In this work, we combine Q-learning algorithm of reinforcement learning to propose a RFLMDA model, fusing three submodels CMF [24], NRLMF [25] and LapRLS [26] are fused via Q-learning algorithm. Then multiple rounds of iterative updates are performed to obtain the optimal weight $S$. The performance of RFLMDA was evaluated via five-fold cross-validation and local validation. As a result, the optimal weight is obtained as S (0.1735,0.2913,0.5352), and the AUC is 0.9416. By comparing the experiments with other methods, it is proved that RFLMDA model has better performance.

In order to further validate the predictive performance of RFLMDA, we use eight diseases for local verification and conducted case study on three common human diseases. As a result, all the top 50 miRNAs related to Colorectal Neoplasms and Breast Neoplasms have been confirmed. Among the top 50 miRNAs related to Gastric Neoplasms, Colon Neoplasms, Pancreatic Neoplasms, Esophageal Neoplasms, Kidney Neoplasms, and Lymphoma, we confirm 41, 47, 49, 46, 46, and 48 miRNAs respectively.

The above results suggest that our proposed RFLMDA is a reliable model and can provide high-confidence miRNA candidates for biological experiments. In our future work, we hope that further improvements will be made to the existing algorithm and expect better prediction results.
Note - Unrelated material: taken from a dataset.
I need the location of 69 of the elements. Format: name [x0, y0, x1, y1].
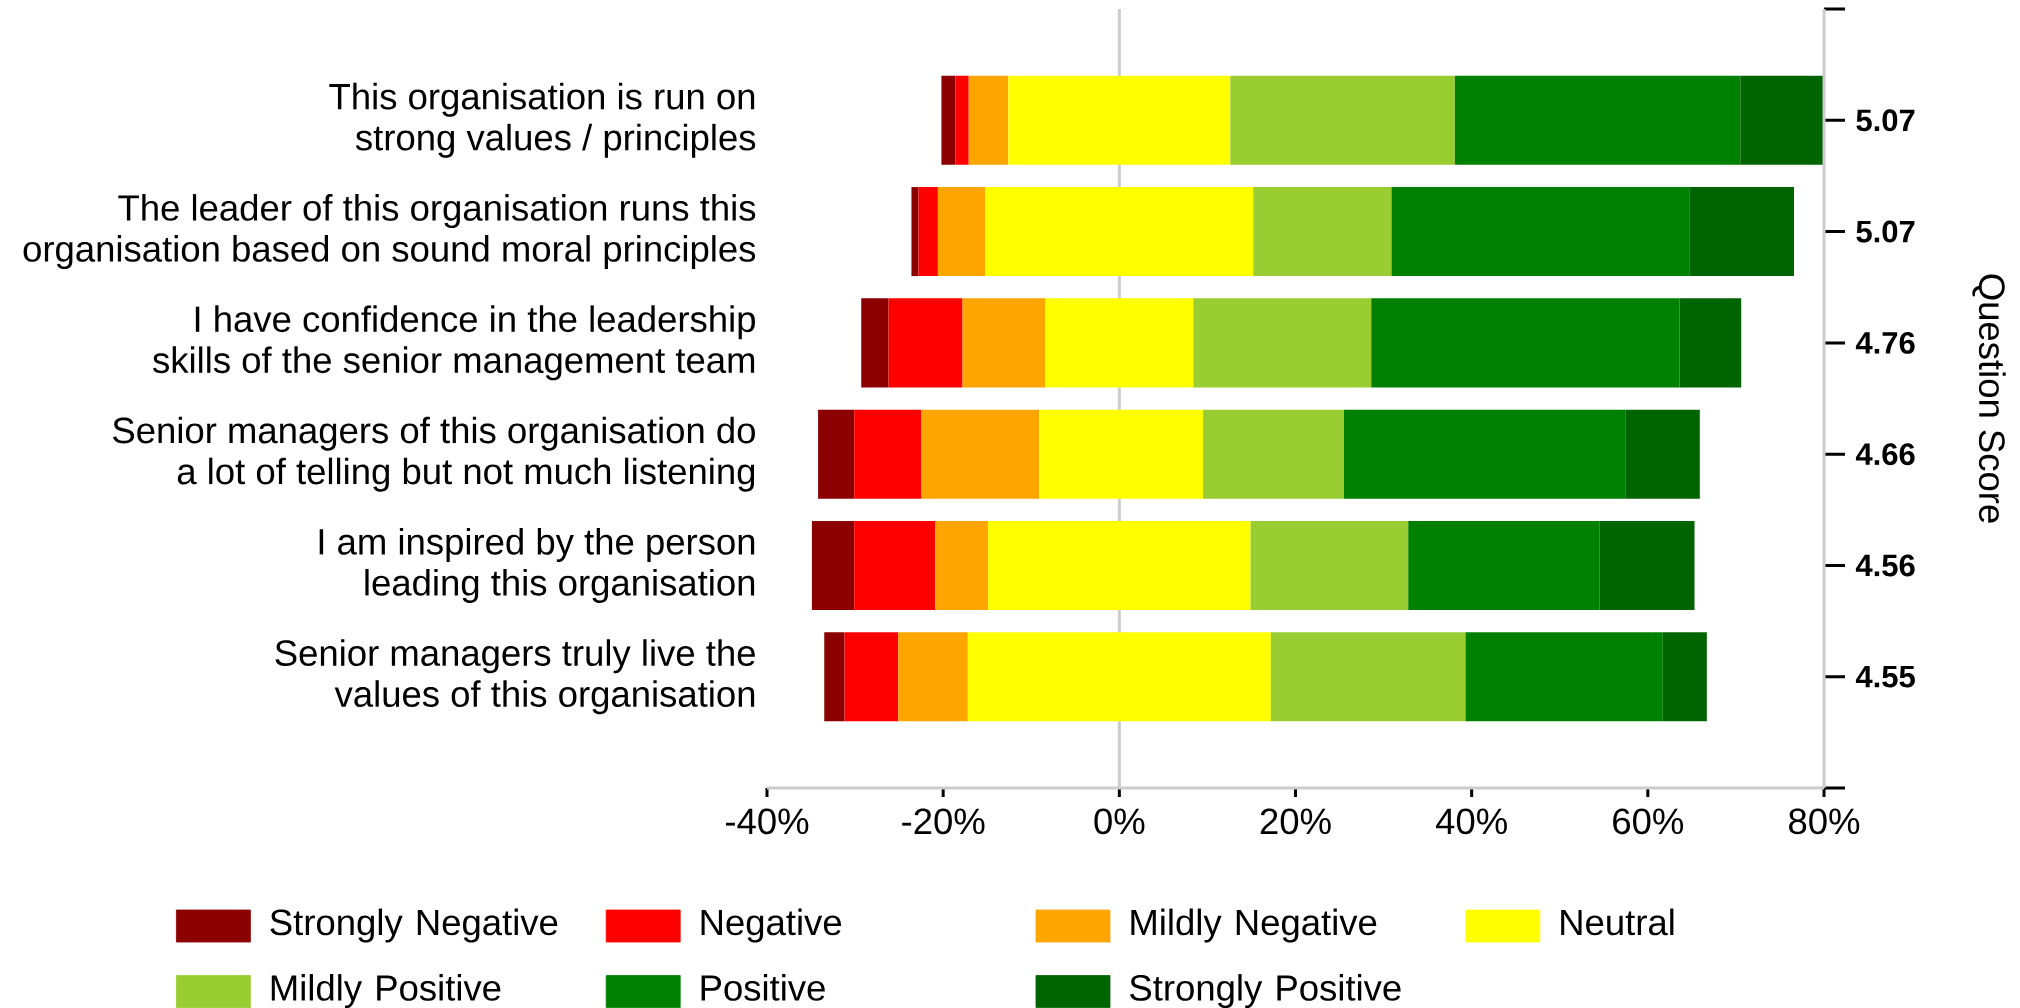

In comparison to existing technology, our methodological improvement is to optimize the performance and program running speed of miRNA-disease association prediction. The potential benefit is to provide a new direction for future miRNA-disease association prediction accuracy, which could advance the development of human disease therapy and gene pharmaceuticals. In the future, we will consider other optimization algorithms in reinforcement learning to build related models to see if we can further improve the performance of miRNA-disease association prediction.